Cardiopulmonary Resuscitation: Cardiopulmonary resuscitation (CPR) is a group of treatments used when someone's heart and/or breathing stops. CPR is used in an attempt to restart the heart and breathing. It may consist only of mouth-to-mouth breathing or it can include pressing on the chest to mimic the heart's function and cause blood to circulate. Electric shock and drugs also are used frequently to stimulate the heart. When used quickly in response to a sudden event like a heart attack or drowning, CPR can be life saving. But the success rate is extremely low for people who are at the end of a terminal disease process. Critically ill patients who receive CPR have a small chance of recovering and leaving the hospital. If you do not wish to receive CPR under certain circumstances, and you are in the hospital, your doctor must write a separate do-not-resuscitate (DNR) order on the chart. If you are at home, some states allow for a non-hospital DNR order. This order is written by a physician and directs emergency workers not to start CPR.

Mechanical Ventilation: Mechanical ventilation is used to support or replace the function of the lungs. A machine called a ventilator (or respirator) forces air into the lungs. The ventilator is attached to a tube inserted in the nose or mouth and down into the windpipe (or trachea). Mechanical ventilation often is used to assist a person through a short-term problem or for prolonged periods in which irreversible respiratory failure exists due to injuries to the upper spinal cord or a progressive neurological disease. Some people on long-term mechanical ventilation are able to enjoy themselves and live a quality of life that is important to them. For the dying patient, however, mechanical ventilation often merely prolongs the dying process until some other body system fails. It may supply oxygen, but it cannot improve the underlying condition. When discussing end-of-life wishes, make clear to loved ones and your physician whether you would want mechanical ventilation if you would never regain the ability to breathe on your own or return to a quality of life acceptable to you.

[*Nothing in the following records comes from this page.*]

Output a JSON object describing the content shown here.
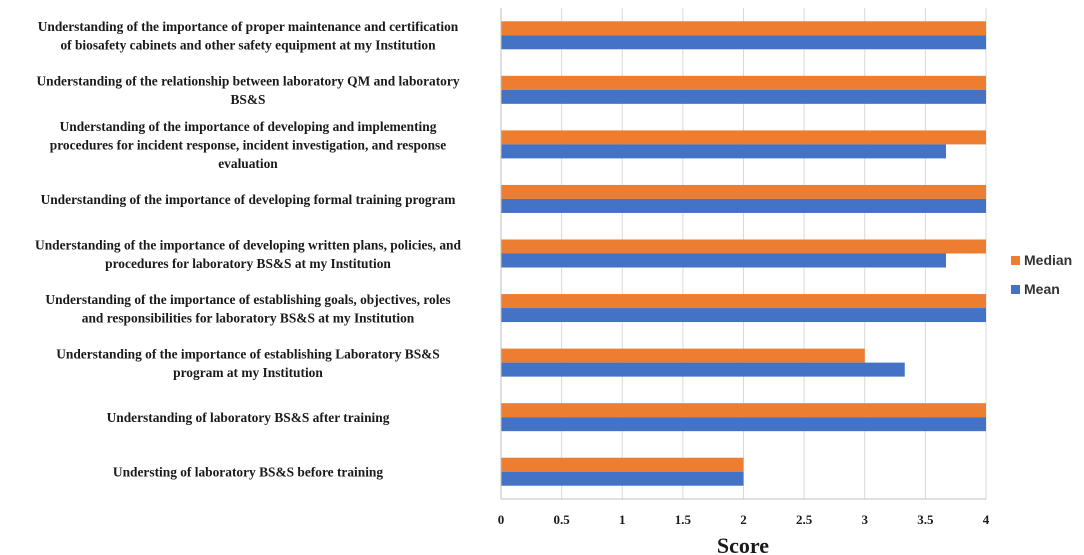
{
  "chart_data": {
    "type": "bar",
    "orientation": "horizontal",
    "title": "",
    "xlabel": "Score",
    "ylabel": "",
    "xlim": [
      0,
      4
    ],
    "xticks": [
      "0",
      "0.5",
      "1",
      "1.5",
      "2",
      "2.5",
      "3",
      "3.5",
      "4"
    ],
    "grid": true,
    "legend_position": "right",
    "categories": [
      [
        "Understanding of the importance of proper maintenance and certification",
        "of biosafety cabinets and other safety equipment at my Institution"
      ],
      [
        "Understanding of the relationship between laboratory QM and laboratory",
        "BS&S"
      ],
      [
        "Understanding of the importance of developing and implementing",
        "procedures for  incident response, incident investigation, and response",
        "evaluation"
      ],
      [
        "Understanding of the importance of developing formal training program"
      ],
      [
        "Understanding of the importance of developing written plans, policies, and",
        "procedures for laboratory BS&S at my Institution"
      ],
      [
        "Understanding of the importance of establishing goals, objectives, roles",
        "and responsibilities for  laboratory BS&S at my Institution"
      ],
      [
        "Understanding of the importance of establishing Laboratory BS&S",
        "program at my Institution"
      ],
      [
        "Understanding of laboratory BS&S after training"
      ],
      [
        "Understing of laboratory BS&S before training"
      ]
    ],
    "series": [
      {
        "name": "Median",
        "color": "#ED7D31",
        "values": [
          4,
          4,
          4,
          4,
          4,
          4,
          3,
          4,
          2
        ]
      },
      {
        "name": "Mean",
        "color": "#4472C4",
        "values": [
          4,
          4,
          3.67,
          4,
          3.67,
          4,
          3.33,
          4,
          2
        ]
      }
    ]
  }
}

Additional Issues: The distinction often is made between not starting treatment and stopping treatment. However, no legal or ethical difference exists between withholding and withdrawing a medical treatment in accordance with a patient's wishes. If such a distinction existed in the clinical setting, a patient might forgo treatment that could be beneficial out of fear that once started it could not be stopped. It is legally and ethically appropriate to discontinue medical treatments that no longer are beneficial. It is the underlying disease, not the act of withdrawing treatment that causes death.